Functional Programming Patterns for the Asynchronous Web

NEScala happened this year, and it was amazing! Not only was I able to give a talk, we were also able to record a scalawags podcast.

For those who missed the talk, it was about how to script together a bunch of asynchronous APIs into a new asynchronous APIs. SO, generically, we have:

trait AsynchSubService {
  def getData: Future[Data]
}
trait AsynchSubService2 {
  def getData: Future[Data2]
}

What you want to do is create a new service that can call both asynchronously and non-blocking so that we don't suck up too many threads waiting for IO (or network response).

trait UberAsynchService {
  def getData: Future[(Data, Data2)]
}

SO, how do I accomplish this across a variety of goals? The example application is one that checks github statistics to see which projects are more likely to accept pull requests from non-committers.

Here's the example application. It implements the same github statistics service in two ways:

You'll notice that the code to implement the Future-only version is almost exactly the same as the "generic" version. There's a bit of difference in supporting code, but most of that is just an implementation of scalaz.

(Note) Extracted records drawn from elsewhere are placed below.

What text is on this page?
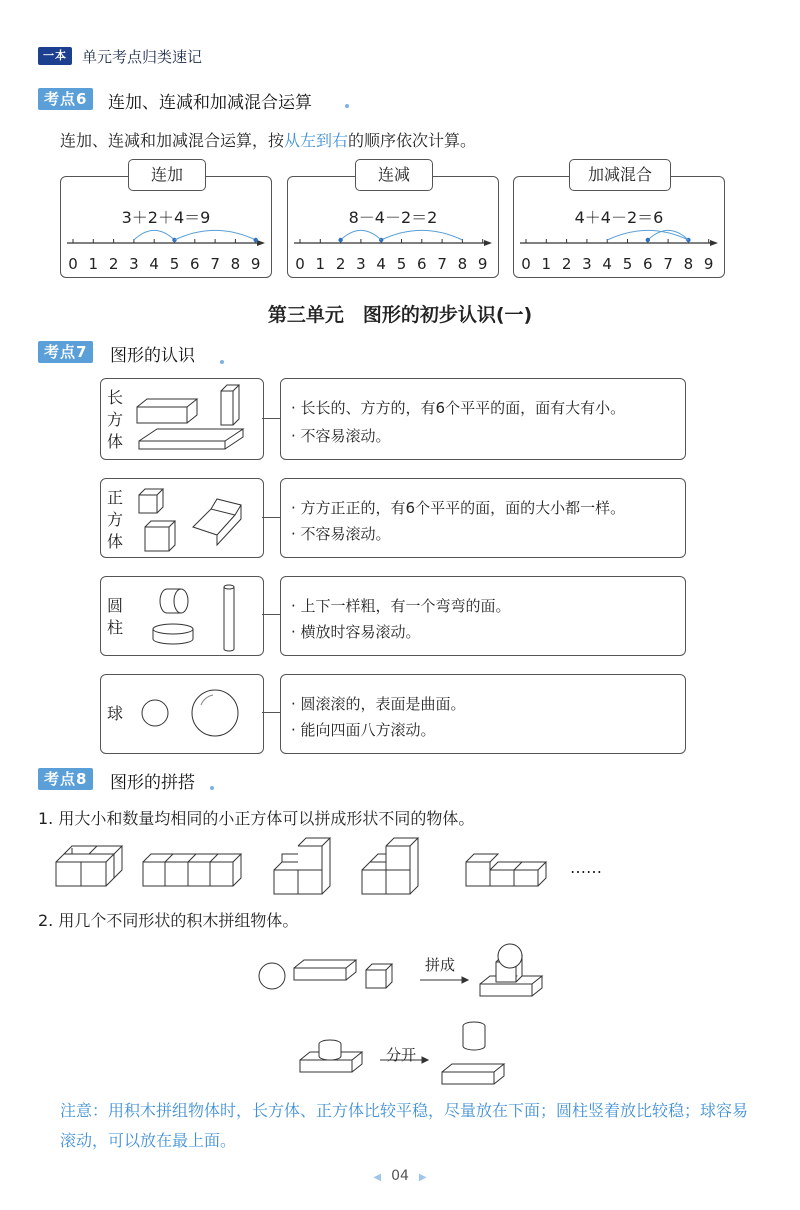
一本	单元考点归类速记
考点6	连加、连减和加减混合运算
连加、连减和加减混合运算，按从左到右的顺序依次计算。
连加
3＋2＋4＝9
0 1 2 3 4 5 6 7 8 9
连减
8－4－2＝2
0 1 2 3 4 5 6 7 8 9
加减混合
4＋4－2＝6
0 1 2 3 4 5 6 7 8 9
第三单元　图形的初步认识(一)
考点7	图形的认识
长方体
· 长长的、方方的，有6个平平的面，面有大有小。
· 不容易滚动。
正方体
· 方方正正的，有6个平平的面，面的大小都一样。
· 不容易滚动。
圆柱
· 上下一样粗，有一个弯弯的面。
· 横放时容易滚动。
球	· 圆滚滚的，表面是曲面。
· 能向四面八方滚动。
考点8	图形的拼搭
1. 用大小和数量均相同的小正方体可以拼成形状不同的物体。
……
2. 用几个不同形状的积木拼组物体。
拼成
分开
注意：用积木拼组物体时，长方体、正方体比较平稳，尽量放在下面；圆柱竖着放比较稳；球容易滚动，可以放在最上面。
◀ 04 ▶
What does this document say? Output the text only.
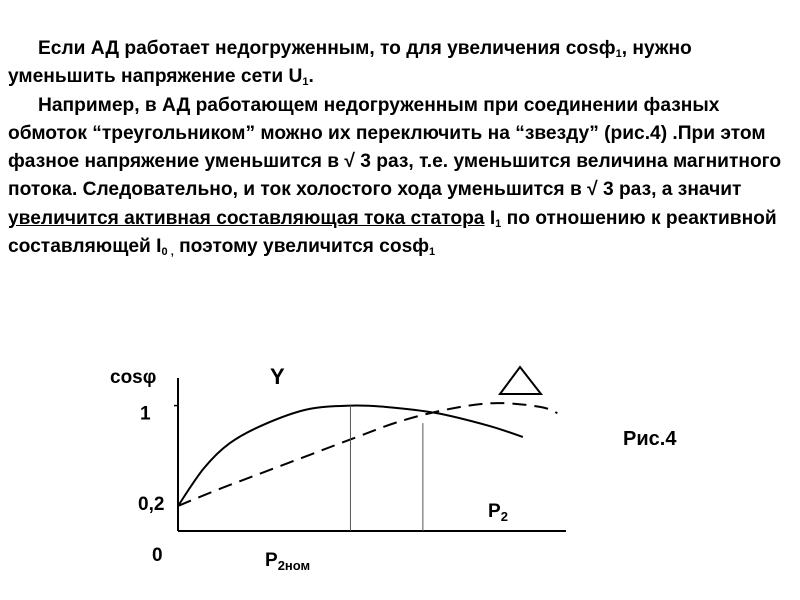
Если АД работает недогруженным, то для увеличения cosф$_1$, нужно уменьшить напряжение сети $U_1$.

Например, в АД работающем недогруженным при соединении фазных обмоток “треугольником” можно их переключить на “звезду” (рис.4) .При этом фазное напряжение уменьшится в √ 3 раз, т.е. уменьшится величина магнитного потока. Следовательно, и ток холостого хода уменьшится в √ 3 раз, а значит увеличится активная составляющая тока статора $I_1$ по отношению к реактивной составляющей $I_{0 ,}$ поэтому увеличится cosф$_1$

1
0,2
0
cosφ
$P_2$
$P_{2ном}$
Y
Рис.4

What is different is the testing strategies. The future-based code has to use "Await" for a result, which in my experience usually leads to flaky tests in some manner or other, while the abstracted service can implement single-threaded tests.

SO, the gain of all that abstraction is the ability to substitute different runtime execution models into our business logic. Regardless of whether or not you find the gain worth the cost, the underlying patterns of joining and sequencing computations are useful for anyone delving into Scala's Future library.